Corn, Soybean Planting in Ohio Lags Behind Averages


The planting of corn and soybeans in Ohio is off to a slow start, with only about a third of the corn crop and 10 percent of soybeans in the ground, so far, according to agricultural officials.

The U.S. Department of Agriculture said corn crops were 20 percentage points behind the five-year average for planting as of Monday, and soybeans were 18 points behind that average, The Columbus Dispatch reported.

The cold, wet weather has made fields unfit for planting the state's two largest crops, a stark contrast from near-perfect weather last year that allowed farmers to plant about three-quarters of their corn over the same period.

"It's just one of those years," said David Black, who grows corn and soybeans in Franklin and Pickaway counties. "Every year is different, and this year is different, too."

Officials said this year's weather isn't an anomaly.
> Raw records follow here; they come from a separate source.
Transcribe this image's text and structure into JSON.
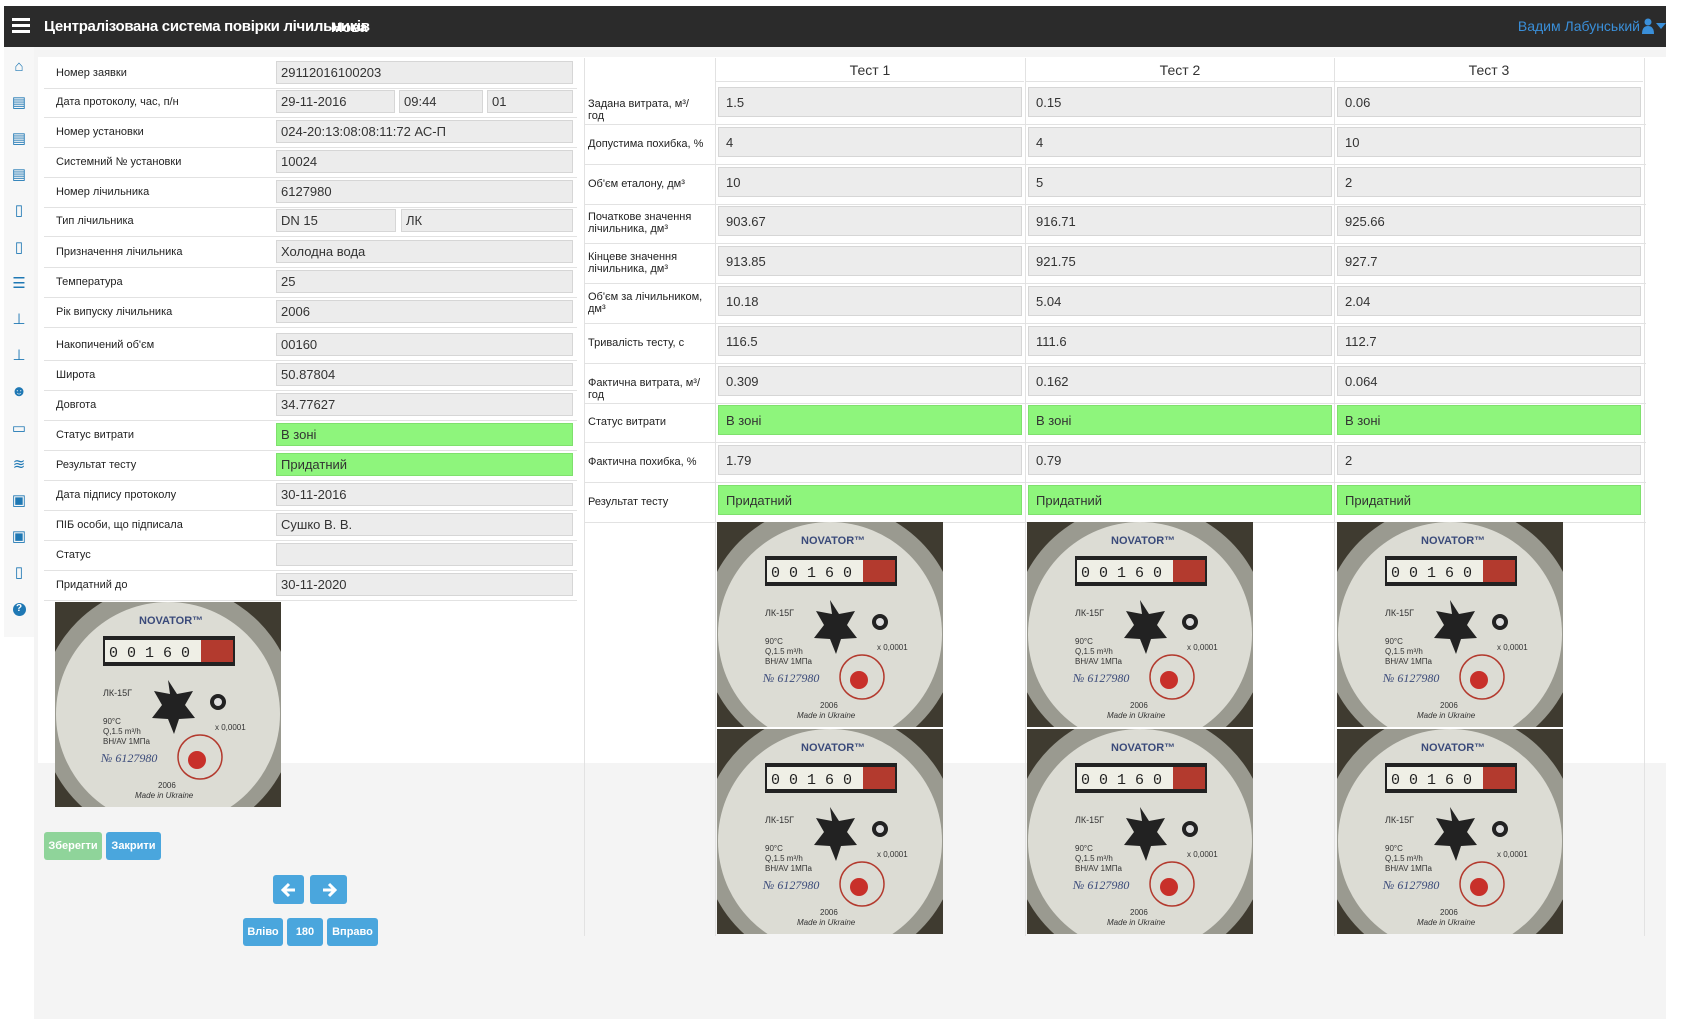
{
  "app": {
    "title": "Централізована система повірки лічильників",
    "lang_label": "Мова",
    "user_name": "Вадим Лабунський"
  },
  "colors": {
    "topbar": "#2b2b2b",
    "accent": "#3a8fd9",
    "ok_green": "#8ef57c",
    "nav_icon": "#1f78b4"
  },
  "sidebar": {
    "icons": [
      "home-icon",
      "list-icon",
      "list-icon",
      "list-icon",
      "document-icon",
      "document-icon",
      "stack-icon",
      "pin-icon",
      "pin-icon",
      "users-icon",
      "monitor-icon",
      "database-icon",
      "archive-icon",
      "archive-icon",
      "excel-file-icon",
      "help-icon"
    ]
  },
  "form": {
    "rows": [
      {
        "label": "Номер заявки",
        "values": [
          "29112016100203"
        ]
      },
      {
        "label": "Дата протоколу, час, п/н",
        "values": [
          "29-11-2016",
          "09:44",
          "01"
        ]
      },
      {
        "label": "Номер установки",
        "values": [
          "024-20:13:08:08:11:72 АС-П"
        ]
      },
      {
        "label": "Системний № установки",
        "values": [
          "10024"
        ]
      },
      {
        "label": "Номер лічильника",
        "values": [
          "6127980"
        ]
      },
      {
        "label": "Тип лічильника",
        "values": [
          "DN 15",
          "ЛК"
        ]
      },
      {
        "label": "Призначення лічильника",
        "values": [
          "Холодна вода"
        ]
      },
      {
        "label": "Температура",
        "values": [
          "25"
        ]
      },
      {
        "label": "Рік випуску лічильника",
        "values": [
          "2006"
        ]
      },
      {
        "label": "Накопичений об'єм",
        "values": [
          "00160"
        ]
      },
      {
        "label": "Широта",
        "values": [
          "50.87804"
        ]
      },
      {
        "label": "Довгота",
        "values": [
          "34.77627"
        ]
      },
      {
        "label": "Статус витрати",
        "values": [
          "В зоні"
        ],
        "green": true
      },
      {
        "label": "Результат тесту",
        "values": [
          "Придатний"
        ],
        "green": true
      },
      {
        "label": "Дата підпису протоколу",
        "values": [
          "30-11-2016"
        ]
      },
      {
        "label": "ПІБ особи, що підписала",
        "values": [
          "Сушко В. В."
        ]
      },
      {
        "label": "Статус",
        "values": [
          ""
        ]
      },
      {
        "label": "Придатний до",
        "values": [
          "30-11-2020"
        ]
      }
    ]
  },
  "tests": {
    "headers": [
      "Тест 1",
      "Тест 2",
      "Тест 3"
    ],
    "rows": [
      {
        "label": "Задана витрата, м³/год",
        "values": [
          "1.5",
          "0.15",
          "0.06"
        ]
      },
      {
        "label": "Допустима похибка, %",
        "values": [
          "4",
          "4",
          "10"
        ]
      },
      {
        "label": "Об'єм еталону, дм³",
        "values": [
          "10",
          "5",
          "2"
        ]
      },
      {
        "label": "Початкове значення лічильника, дм³",
        "values": [
          "903.67",
          "916.71",
          "925.66"
        ]
      },
      {
        "label": "Кінцеве значення лічильника, дм³",
        "values": [
          "913.85",
          "921.75",
          "927.7"
        ]
      },
      {
        "label": "Об'єм за лічильником, дм³",
        "values": [
          "10.18",
          "5.04",
          "2.04"
        ]
      },
      {
        "label": "Тривалість тесту, с",
        "values": [
          "116.5",
          "111.6",
          "112.7"
        ]
      },
      {
        "label": "Фактична витрата, м³/год",
        "values": [
          "0.309",
          "0.162",
          "0.064"
        ]
      },
      {
        "label": "Статус витрати",
        "values": [
          "В зоні",
          "В зоні",
          "В зоні"
        ],
        "green": true
      },
      {
        "label": "Фактична похибка, %",
        "values": [
          "1.79",
          "0.79",
          "2"
        ]
      },
      {
        "label": "Результат тесту",
        "values": [
          "Придатний",
          "Придатний",
          "Придатний"
        ],
        "green": true
      }
    ]
  },
  "meter_photo": {
    "brand": "NOVATOR™",
    "reading": "0 0 1 6 0",
    "model": "ЛК-15Г",
    "specs": "90°C Q,1.5 m³/h BH/AV 1MПа",
    "multiplier": "x 0,0001",
    "serial": "№ 6127980",
    "year": "2006",
    "made": "Made in Ukraine"
  },
  "buttons": {
    "save": "Зберегти",
    "close": "Закрити",
    "prev_icon": "arrow-left-icon",
    "next_icon": "arrow-right-icon",
    "rotate_left": "Вліво",
    "rotate_180": "180",
    "rotate_right": "Вправо"
  }
}
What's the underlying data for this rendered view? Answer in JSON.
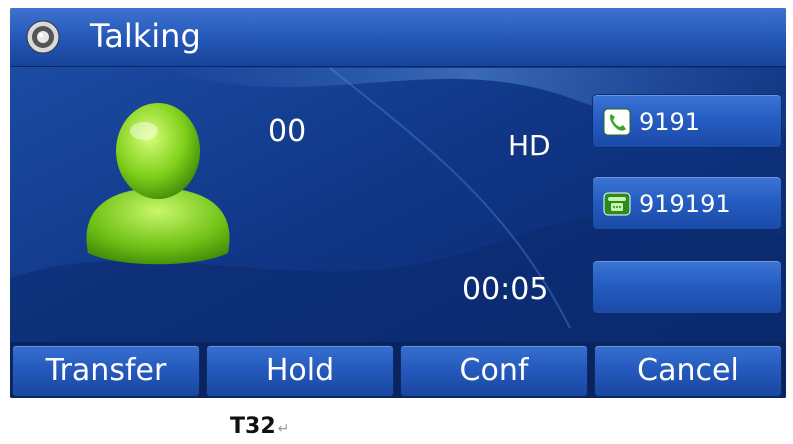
{
  "title_bar": {
    "title": "Talking",
    "icon": "speaker-icon"
  },
  "call": {
    "number": "00",
    "hd_label": "HD",
    "duration": "00:05",
    "avatar_icon": "contact-avatar-icon"
  },
  "line_keys": [
    {
      "label": "9191",
      "icon": "phone-active-icon"
    },
    {
      "label": "919191",
      "icon": "phone-idle-icon"
    },
    {
      "label": ""
    }
  ],
  "softkeys": [
    "Transfer",
    "Hold",
    "Conf",
    "Cancel"
  ],
  "caption": {
    "text": "T32",
    "return_mark": "↵"
  },
  "colors": {
    "screen_bg": "#0e2f80",
    "title_bar": "#2356b6",
    "key_blue": "#245bc0",
    "avatar_green": "#7fcf1a"
  }
}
A cold, wet spring two years ago also stalled crop plantings, but a mild summer led to record highs in corn and soybean yields.

Peter Thomison, a professor of corn-cropping systems at Ohio State University, said the success of the crops is largely dependent on temperatures and moisture in July and August. Soybeans are planted after corn and are more tolerant of being put in the ground later in the season, he said.

"I'd certainly want to get my corn in the ground as early as I can," Thomison said. "Sometimes though, that doesn't work."

The ground needs to dry out before planting can get back on track, but Black said it isn't time to worry.

"We need some sun," Black said. "But we'll get it done. It's still early."